When I saw it in the cinema, I felt a surge of emotion when Diana Prince (Gal Gadot) threw off her cloak and climbed out of the trench to fight off the German soldiers with nothing but her bullet-repelling bracelets, her shield, and lots of courage. Wonder Woman stands for many things: Truth and justice, and she seems like the perfect hero for our times.
Now comes the bubble burst. Like most superhero fans, I’ve been looking forward to the sequel. At my house, we had a countdown to Christmas. HBO Max obtained the rights to the sequel, “Wonder Woman 1984”, and decided to make the right business move — to release the sequel online the same day (Christmas) as it was being released in the cinema. (I haven’t been to the cinema since March, and I don’t intend to go back anytime soon). In anticipation of its release, I rewatched “Wonder Woman”, the night before, and found a lot to complain about. These were things I had probably glossed over, or didn’t notice, because of the significance of the film. I had gotten swept up in the moment.
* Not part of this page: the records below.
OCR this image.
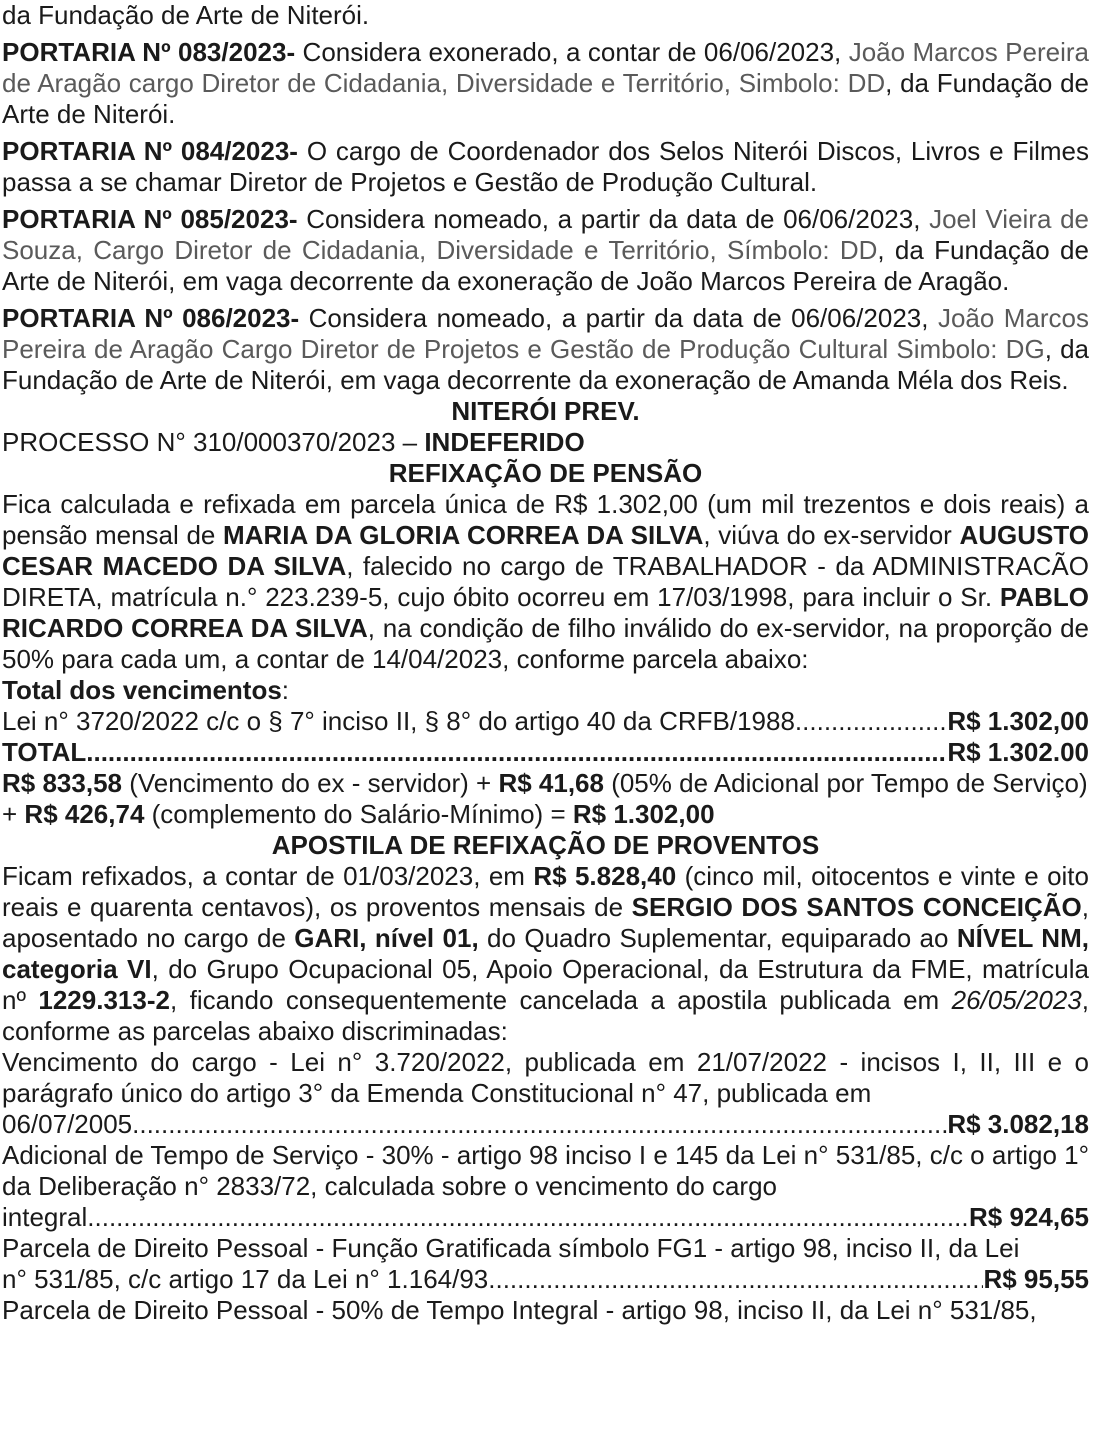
da Fundação de Arte de Niterói.

PORTARIA Nº 083/2023- Considera exonerado, a contar de 06/06/2023, João Marcos Pereira de Aragão cargo Diretor de Cidadania, Diversidade e Território, Simbolo: DD, da Fundação de Arte de Niterói.

PORTARIA Nº 084/2023- O cargo de Coordenador dos Selos Niterói Discos, Livros e Filmes passa a se chamar Diretor de Projetos e Gestão de Produção Cultural.

PORTARIA Nº 085/2023- Considera nomeado, a partir da data de 06/06/2023, Joel Vieira de Souza, Cargo Diretor de Cidadania, Diversidade e Território, Símbolo: DD, da Fundação de Arte de Niterói, em vaga decorrente da exoneração de João Marcos Pereira de Aragão.

PORTARIA Nº 086/2023- Considera nomeado, a partir da data de 06/06/2023, João Marcos Pereira de Aragão Cargo Diretor de Projetos e Gestão de Produção Cultural Simbolo: DG, da Fundação de Arte de Niterói, em vaga decorrente da exoneração de Amanda Méla dos Reis.

NITERÓI PREV.

PROCESSO N° 310/000370/2023 – INDEFERIDO

REFIXAÇÃO DE PENSÃO

Fica calculada e refixada em parcela única de R$ 1.302,00 (um mil trezentos e dois reais) a pensão mensal de MARIA DA GLORIA CORREA DA SILVA, viúva do ex-servidor AUGUSTO CESAR MACEDO DA SILVA, falecido no cargo de TRABALHADOR - da ADMINISTRACÃO DIRETA, matrícula n.° 223.239-5, cujo óbito ocorreu em 17/03/1998, para incluir o Sr. PABLO RICARDO CORREA DA SILVA, na condição de filho inválido do ex-servidor, na proporção de 50% para cada um, a contar de 14/04/2023, conforme parcela abaixo:

Total dos vencimentos:

Lei n° 3720/2022 c/c o § 7° inciso II, § 8° do artigo 40 da CRFB/1988 .....	R$ 1.302,00
TOTAL .....	R$ 1.302.00

R$ 833,58 (Vencimento do ex - servidor) + R$ 41,68 (05% de Adicional por Tempo de Serviço) + R$ 426,74 (complemento do Salário-Mínimo) = R$ 1.302,00

APOSTILA DE REFIXAÇÃO DE PROVENTOS

Ficam refixados, a contar de 01/03/2023, em R$ 5.828,40 (cinco mil, oitocentos e vinte e oito reais e quarenta centavos), os proventos mensais de SERGIO DOS SANTOS CONCEIÇÃO, aposentado no cargo de GARI, nível 01, do Quadro Suplementar, equiparado ao NÍVEL NM, categoria VI, do Grupo Ocupacional 05, Apoio Operacional, da Estrutura da FME, matrícula nº 1229.313-2, ficando consequentemente cancelada a apostila publicada em 26/05/2023, conforme as parcelas abaixo discriminadas:

Vencimento do cargo - Lei n° 3.720/2022, publicada em 21/07/2022 - incisos I, II, III e o parágrafo único do artigo 3° da Emenda Constitucional n° 47, publicada em

06/07/2005 .....	R$ 3.082,18

Adicional de Tempo de Serviço - 30% - artigo 98 inciso I e 145 da Lei n° 531/85, c/c o artigo 1° da Deliberação n° 2833/72, calculada sobre o vencimento do cargo

integral .....	R$ 924,65

Parcela de Direito Pessoal - Função Gratificada símbolo FG1 - artigo 98, inciso II, da Lei

n° 531/85, c/c artigo 17 da Lei n° 1.164/93 .....	R$ 95,55

Parcela de Direito Pessoal - 50% de Tempo Integral - artigo 98, inciso II, da Lei n° 531/85,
For instance, I generally don’t like superhero love stories; I’m much more interested in the bigger issues that these types of films can address, but I was OK with it in “Wonder Woman.” Steve Trevor (Chris Pine) was charming, and he and Wonder Woman had good chemistry. But when he died, at the end, I thought, good, now she can move on and can develop into who she needs to become. But that isn’t what happened. Sure, 70 years later, she shows up, saves the day with her lasso and gravity defying leaps and bounds, but as a person, she is still emotionally stunted. She’s still pining for the first guy she had ever met, and with whom, she had spent, maybe, a week?